Inúmeras fábricas de cigarros clandestinas estão produzindo a pleno vapor em território nacional. É comum encontrar indícios de imitação de marcas nacionais registradas, em um verdadeiro esquema montado para sonegar tributos com a falsificação do selo da Receita Federal. O setor do tabaco é, ainda, marcado pela concorrência desleal praticada por fabricantes locais, que deliberadamente não pagam os tributos devidos, como meio de criar uma vantagem competitiva artificial e fraudulenta. Um levantamento feito para o ano de 2015 comprova que o mercado ilegal no Brasil já ocupa o espaço de 35% do setor.

Ao invés de propor uma solução estratégica para evitar a queda na arrecadação, o poder público aposta na velha tática do aumento de impostos. Em 2015, o Impostômetro da Associação Comercial de São Paulo (ACSP) contabilizou o recorde de R$ 2 trilhões em impostos pagos pelos brasileiros.

Quem perde com essa atitude nada consequencialista é a indústria legal. O aumento da carga tributária faz aumentar os custos de produção, o que impacta na quantidade de empregos diretos e indiretos, além de reduzir a competitividade nacional, fundamental em tempos de crise econômica.

Todavia, o principal perdedor é o Estado e a sociedade como um todo, que perdem devido ao crescimento do mercado ilegal e à criminalidade a ele associada.

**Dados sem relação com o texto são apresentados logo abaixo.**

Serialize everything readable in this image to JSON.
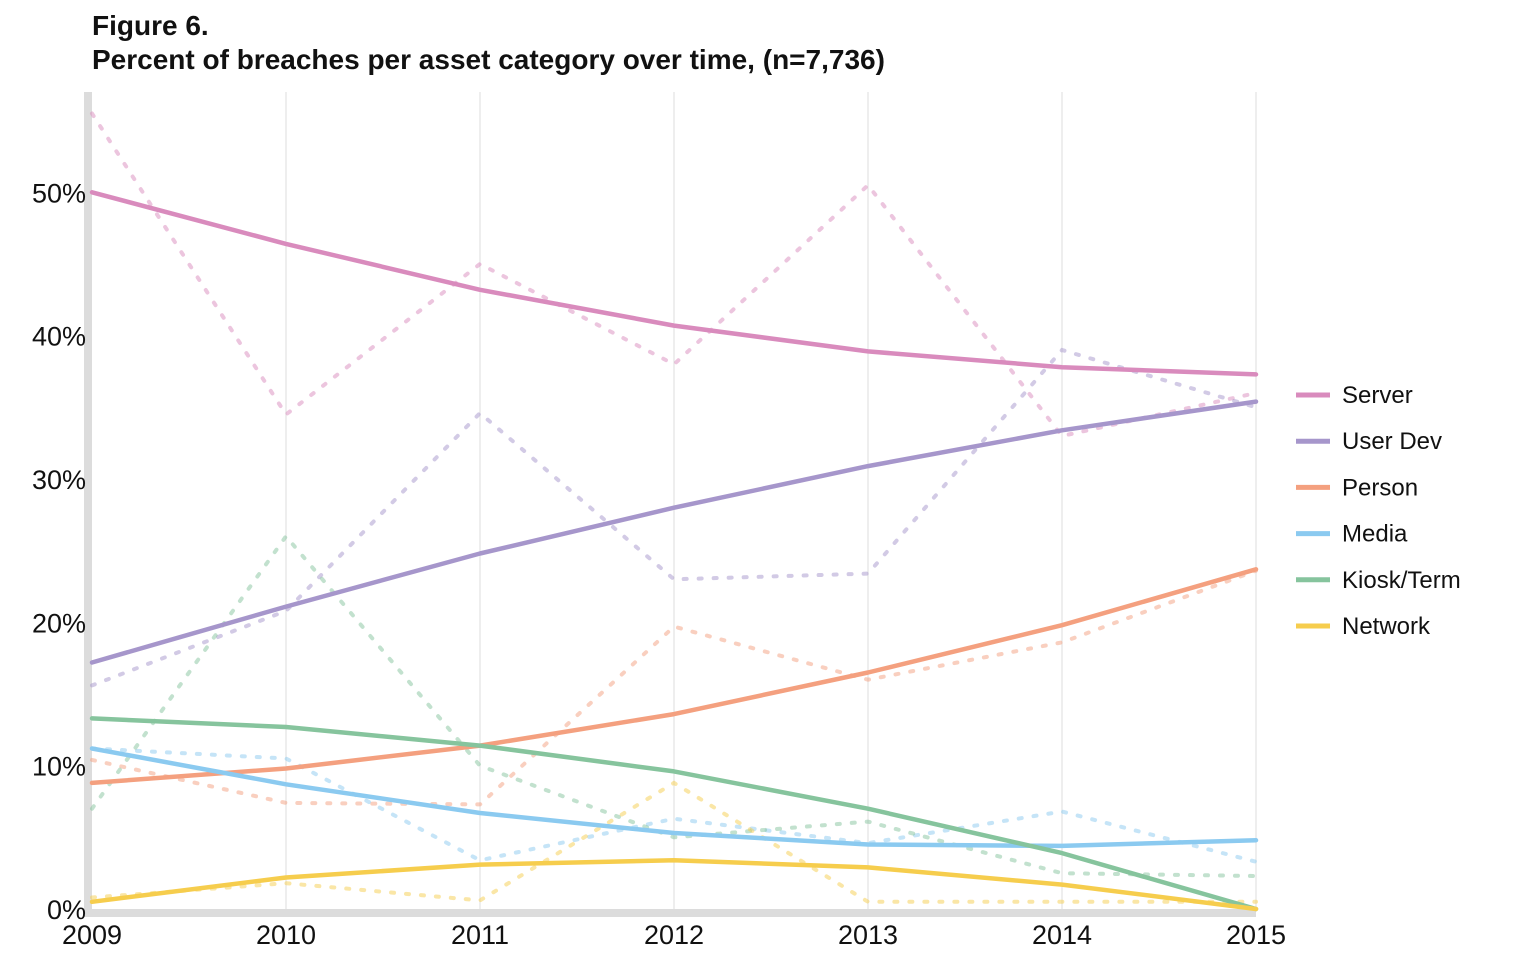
{
  "figure": {
    "label": "Figure 6.",
    "title": "Percent of breaches per asset category over time, (n=7,736)"
  },
  "chart_data": {
    "type": "line",
    "x": [
      2009,
      2010,
      2011,
      2012,
      2013,
      2014,
      2015
    ],
    "x_tick_labels": [
      "2009",
      "2010",
      "2011",
      "2012",
      "2013",
      "2014",
      "2015"
    ],
    "ylim": [
      0,
      57
    ],
    "y_ticks": [
      0,
      10,
      20,
      30,
      40,
      50
    ],
    "y_tick_labels": [
      "0%",
      "10%",
      "20%",
      "30%",
      "40%",
      "50%"
    ],
    "grid": "vertical",
    "legend_position": "right",
    "line_styles": {
      "trend": "solid",
      "observed": "dotted"
    },
    "series": [
      {
        "name": "Server",
        "color": "#d98bbd",
        "trend": [
          50.0,
          46.4,
          43.2,
          40.7,
          38.9,
          37.8,
          37.3
        ],
        "observed": [
          55.5,
          34.5,
          45.0,
          38.0,
          50.5,
          33.0,
          36.0
        ]
      },
      {
        "name": "User Dev",
        "color": "#a696cb",
        "trend": [
          17.2,
          21.1,
          24.8,
          28.0,
          30.9,
          33.4,
          35.4
        ],
        "observed": [
          15.6,
          20.8,
          34.6,
          23.0,
          23.4,
          39.0,
          35.0
        ]
      },
      {
        "name": "Person",
        "color": "#f4a07f",
        "trend": [
          8.8,
          9.8,
          11.4,
          13.6,
          16.5,
          19.8,
          23.7
        ],
        "observed": [
          10.4,
          7.4,
          7.3,
          19.7,
          16.0,
          18.6,
          23.6
        ]
      },
      {
        "name": "Media",
        "color": "#8bcaf0",
        "trend": [
          11.2,
          8.7,
          6.7,
          5.3,
          4.5,
          4.4,
          4.8
        ],
        "observed": [
          11.2,
          10.5,
          3.4,
          6.3,
          4.6,
          6.8,
          3.3
        ]
      },
      {
        "name": "Kiosk/Term",
        "color": "#86c49d",
        "trend": [
          13.3,
          12.7,
          11.4,
          9.6,
          7.0,
          3.9,
          0.0
        ],
        "observed": [
          7.0,
          26.0,
          10.0,
          5.0,
          6.1,
          2.5,
          2.3
        ]
      },
      {
        "name": "Network",
        "color": "#f6cd4d",
        "trend": [
          0.5,
          2.2,
          3.1,
          3.4,
          2.9,
          1.7,
          0.0
        ],
        "observed": [
          0.8,
          1.8,
          0.6,
          8.8,
          0.5,
          0.5,
          0.5
        ]
      }
    ]
  }
}
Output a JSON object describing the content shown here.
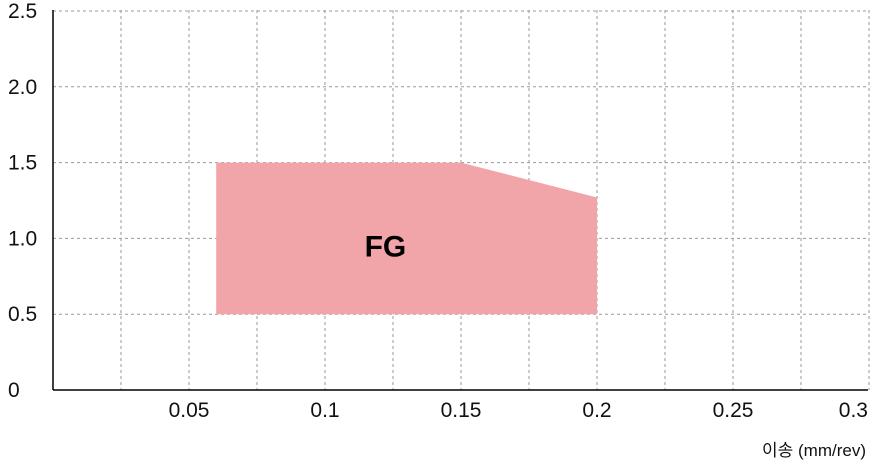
{
  "chart_data": {
    "type": "area",
    "xlabel": "이송 (mm/rev)",
    "ylabel": "",
    "xlim": [
      0,
      0.3
    ],
    "ylim": [
      0,
      2.5
    ],
    "x_ticks": [
      0.05,
      0.1,
      0.15,
      0.2,
      0.25,
      0.3
    ],
    "x_tick_labels": [
      "0.05",
      "0.1",
      "0.15",
      "0.2",
      "0.25",
      "0.3"
    ],
    "y_ticks": [
      0,
      0.5,
      1.0,
      1.5,
      2.0,
      2.5
    ],
    "y_tick_labels": [
      "0",
      "0.5",
      "1.0",
      "1.5",
      "2.0",
      "2.5"
    ],
    "grid": true,
    "regions": [
      {
        "name": "FG",
        "color": "#f2a5a8",
        "polygon": [
          [
            0.06,
            0.5
          ],
          [
            0.06,
            1.5
          ],
          [
            0.15,
            1.5
          ],
          [
            0.2,
            1.27
          ],
          [
            0.2,
            0.5
          ]
        ],
        "label_at": [
          0.12,
          1.0
        ]
      }
    ]
  }
}
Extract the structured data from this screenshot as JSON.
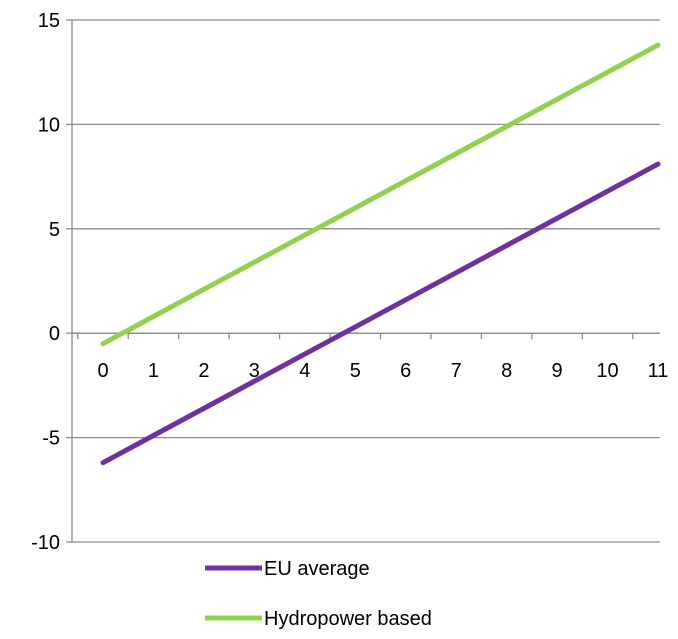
{
  "chart_data": {
    "type": "line",
    "title": "",
    "xlabel": "",
    "ylabel": "",
    "x": [
      0,
      1,
      2,
      3,
      4,
      5,
      6,
      7,
      8,
      9,
      10,
      11
    ],
    "xlim": [
      0,
      11
    ],
    "ylim": [
      -10,
      15
    ],
    "ytick_values": [
      15,
      10,
      5,
      0,
      -5,
      -10
    ],
    "yticks": [
      "15",
      "10",
      "5",
      "0",
      "-5",
      "-10"
    ],
    "xticks": [
      "0",
      "1",
      "2",
      "3",
      "4",
      "5",
      "6",
      "7",
      "8",
      "9",
      "10",
      "11"
    ],
    "grid": "horizontal",
    "series": [
      {
        "name": "EU average",
        "color": "#7030a0",
        "values": [
          -6.2,
          -4.9,
          -3.6,
          -2.3,
          -1.0,
          0.3,
          1.6,
          2.9,
          4.2,
          5.5,
          6.8,
          8.1
        ]
      },
      {
        "name": "Hydropower based",
        "color": "#92d050",
        "values": [
          -0.5,
          0.8,
          2.1,
          3.4,
          4.7,
          6.0,
          7.3,
          8.6,
          9.9,
          11.2,
          12.5,
          13.8
        ]
      }
    ],
    "legend_position": "bottom"
  }
}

Uma prova inconteste de que o aumento de tributos sobre o tabaco e derivados piora o cenário é o dado alarmante apresentado a seguir: de acordo com pesquisa nacional realizada pelo IBOPE Inteligência em 2015, o contrabando já representa 30% do mercado de cigarros no Brasil.

Fica, assim, uma dúvida: será que o incremento desses indicadores é mera coincidência ou o aumento de impostos traduz na própria causa do aumento do mercado ilegal?

Lutar contra o mercado ilegal requer um pouco mais das autoridades públicas brasileiras. É necessário maior engajamento do Governo em uma cooperação para frear o crescimento do comércio ilícito e seus derivados, mas atento aos efeitos negativos que medidas simplórias e pouco razoáveis, como o aumento exacerbado de tributos, podem gerar. Mesmo que ainda não haja número suficiente de países para fazer com que o Protocolo de Combate ao Mercado Ilegal de derivados do tabaco entre em vigor, o assunto está sendo debatido na COP, e a comitiva brasileira está lá. É, portanto, uma grande oportunidade para o Estado brasileiro se posicionar com a seriedade que o tema demanda, sem ideologias, sem preconceitos, sem soluções fáceis. Liderar o combate ao mercado ilegal pode fazer do Brasil referência na adoção de políticas públicas que sejam realmente efetivas no combate a esse problema.